Die Innenstadt von Palermo, mit ihren 240 Hektar Fläche, ist eine der größten Europas, aber auch eine der reichsten und üppigsten. Dort findet man über 500 Paläste, Kirchen, Klöster, 7 Theaterhäuser in einem Stadtkern, der sich bereits seit der Phönizierzeit, dann durch die griechische, römische, byzantinische, normannische, arabische, schwäbische, aragonesische, spanische Epoche, bis zu den baulichen Veränderungen des 19. und 20. Jahrhunderts. Ein sehr komplexer Stadtkern, der trotz allem eine gewisse Einheitlichkeit und Deutlichkeit behalten konnte.
Die Innenstadt wird traditionsgemäß in 4 Bereiche geteilt.
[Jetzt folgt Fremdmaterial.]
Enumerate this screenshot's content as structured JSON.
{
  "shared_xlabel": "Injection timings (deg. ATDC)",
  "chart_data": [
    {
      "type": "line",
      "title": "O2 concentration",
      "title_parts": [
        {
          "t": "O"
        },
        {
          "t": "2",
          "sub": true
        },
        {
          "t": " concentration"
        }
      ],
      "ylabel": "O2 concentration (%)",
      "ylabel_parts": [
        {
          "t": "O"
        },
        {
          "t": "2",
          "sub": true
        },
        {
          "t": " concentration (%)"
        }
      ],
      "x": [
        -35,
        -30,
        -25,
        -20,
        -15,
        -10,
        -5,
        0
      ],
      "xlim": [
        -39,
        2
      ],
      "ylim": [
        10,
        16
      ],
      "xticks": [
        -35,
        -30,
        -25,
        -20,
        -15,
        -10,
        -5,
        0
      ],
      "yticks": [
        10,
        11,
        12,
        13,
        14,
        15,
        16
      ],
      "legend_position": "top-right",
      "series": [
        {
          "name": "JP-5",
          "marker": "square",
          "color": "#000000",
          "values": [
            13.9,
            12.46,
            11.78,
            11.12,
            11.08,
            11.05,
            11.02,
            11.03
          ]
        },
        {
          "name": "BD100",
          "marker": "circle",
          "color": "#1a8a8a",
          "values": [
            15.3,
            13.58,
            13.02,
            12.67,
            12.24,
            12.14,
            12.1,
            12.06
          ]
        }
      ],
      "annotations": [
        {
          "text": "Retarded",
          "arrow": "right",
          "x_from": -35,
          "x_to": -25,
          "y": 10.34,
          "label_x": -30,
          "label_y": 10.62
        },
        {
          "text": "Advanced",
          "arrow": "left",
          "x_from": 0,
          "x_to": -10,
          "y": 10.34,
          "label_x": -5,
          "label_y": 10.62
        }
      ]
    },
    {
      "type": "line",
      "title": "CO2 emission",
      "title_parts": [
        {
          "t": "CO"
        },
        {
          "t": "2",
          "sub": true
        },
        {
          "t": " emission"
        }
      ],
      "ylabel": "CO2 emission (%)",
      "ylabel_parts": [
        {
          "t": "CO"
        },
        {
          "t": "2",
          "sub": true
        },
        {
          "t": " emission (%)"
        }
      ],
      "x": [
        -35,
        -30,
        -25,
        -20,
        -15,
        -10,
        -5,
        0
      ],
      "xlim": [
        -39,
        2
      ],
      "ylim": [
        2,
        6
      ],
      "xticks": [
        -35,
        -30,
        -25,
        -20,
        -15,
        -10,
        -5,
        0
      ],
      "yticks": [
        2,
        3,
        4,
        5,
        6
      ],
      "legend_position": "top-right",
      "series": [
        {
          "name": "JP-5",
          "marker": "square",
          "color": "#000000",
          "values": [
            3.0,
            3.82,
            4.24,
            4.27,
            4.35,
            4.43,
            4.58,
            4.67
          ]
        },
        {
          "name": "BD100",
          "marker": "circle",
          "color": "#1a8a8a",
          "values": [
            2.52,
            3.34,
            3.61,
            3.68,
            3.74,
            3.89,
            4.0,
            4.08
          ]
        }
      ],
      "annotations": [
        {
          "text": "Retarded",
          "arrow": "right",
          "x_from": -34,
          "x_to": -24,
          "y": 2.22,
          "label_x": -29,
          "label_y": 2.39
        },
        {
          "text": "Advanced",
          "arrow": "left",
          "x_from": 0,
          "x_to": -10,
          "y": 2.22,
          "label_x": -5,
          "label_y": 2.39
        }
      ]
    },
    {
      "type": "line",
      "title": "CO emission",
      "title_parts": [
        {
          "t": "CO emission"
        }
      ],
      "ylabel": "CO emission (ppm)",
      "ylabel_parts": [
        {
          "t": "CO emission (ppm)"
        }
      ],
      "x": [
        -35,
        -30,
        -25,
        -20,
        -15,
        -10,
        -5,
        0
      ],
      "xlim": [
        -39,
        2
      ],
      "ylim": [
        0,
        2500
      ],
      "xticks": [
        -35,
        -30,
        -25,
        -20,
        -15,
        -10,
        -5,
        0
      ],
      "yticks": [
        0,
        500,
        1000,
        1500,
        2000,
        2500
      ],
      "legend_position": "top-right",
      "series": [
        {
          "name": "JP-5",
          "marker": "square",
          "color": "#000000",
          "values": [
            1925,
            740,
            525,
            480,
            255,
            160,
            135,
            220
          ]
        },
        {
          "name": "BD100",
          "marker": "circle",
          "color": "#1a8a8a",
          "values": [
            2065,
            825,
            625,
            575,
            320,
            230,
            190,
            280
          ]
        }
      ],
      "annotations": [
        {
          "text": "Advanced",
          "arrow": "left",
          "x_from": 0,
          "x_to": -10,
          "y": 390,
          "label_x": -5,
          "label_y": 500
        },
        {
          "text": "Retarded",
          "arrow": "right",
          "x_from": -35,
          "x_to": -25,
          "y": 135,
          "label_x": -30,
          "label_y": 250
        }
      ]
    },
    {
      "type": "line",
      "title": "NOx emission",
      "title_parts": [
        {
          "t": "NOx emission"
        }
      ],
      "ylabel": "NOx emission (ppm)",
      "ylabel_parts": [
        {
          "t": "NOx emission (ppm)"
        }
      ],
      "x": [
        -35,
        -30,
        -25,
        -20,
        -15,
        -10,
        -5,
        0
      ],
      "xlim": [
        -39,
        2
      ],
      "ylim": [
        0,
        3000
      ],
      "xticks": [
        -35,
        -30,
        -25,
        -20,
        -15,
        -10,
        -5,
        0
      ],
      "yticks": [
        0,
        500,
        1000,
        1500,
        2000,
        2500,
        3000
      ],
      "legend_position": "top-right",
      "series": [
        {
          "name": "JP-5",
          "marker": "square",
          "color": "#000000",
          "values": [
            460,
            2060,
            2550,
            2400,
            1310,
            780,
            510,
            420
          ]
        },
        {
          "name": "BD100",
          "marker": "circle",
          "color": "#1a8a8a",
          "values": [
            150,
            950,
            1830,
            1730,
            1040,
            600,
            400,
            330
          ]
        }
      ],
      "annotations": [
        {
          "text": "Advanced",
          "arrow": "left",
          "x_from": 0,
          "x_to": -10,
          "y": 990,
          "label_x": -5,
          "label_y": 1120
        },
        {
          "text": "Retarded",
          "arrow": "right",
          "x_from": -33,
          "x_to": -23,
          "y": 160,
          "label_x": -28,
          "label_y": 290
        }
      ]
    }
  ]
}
Das Zentrum hat sein Herz in dem achteckigen Platz Vigliena (oder Quattro Canti di Città), der einen geometrischen Mittelpunkt und ein Symbol der Stadt darstellt. Dieser Punkt ist im Jahre 1600 bei dem Schnitt der via Maqueda an der Kreuzung mit dem alten Cassaro (heute Corso Vittorio Emanuele) entstanden.
Die andere Ebene ist die der Cattedrale (der Maria SS. Assunta gewidmet) mit ihrer majestätischen Fassade, vor der sich eine große Fläche zum Cassaro öffnet.
Sie wurde über den Resten einer Pilgerkirche in der normannischen Zeit erbaut, dort wo zuerst eine Kapelle, dann eine christliche Basilika, zuletzt eine Moschee stand. In den Jahren wurden verschiedene bauliche Veränderungen unternommen, die wichtigsten im 15. und 16. Jahrhundert, als das Portal (Mittelmeer Gothik-Catalanisch1453) errichtet wurde oder im 18. Jahrhundert, als die Kuppel dazu kam.
In dem neo-klassischem Innenraum werden heute der Sarkophag von Federico II und von Ruggero, Arrigo VI und Costanza d’Altavilla, sowie mehrere Kunstschätze, wie die silberne Urne mit den Reliquien von Palermo’s Schutzpatronin S. Rosalia aufbewahrt.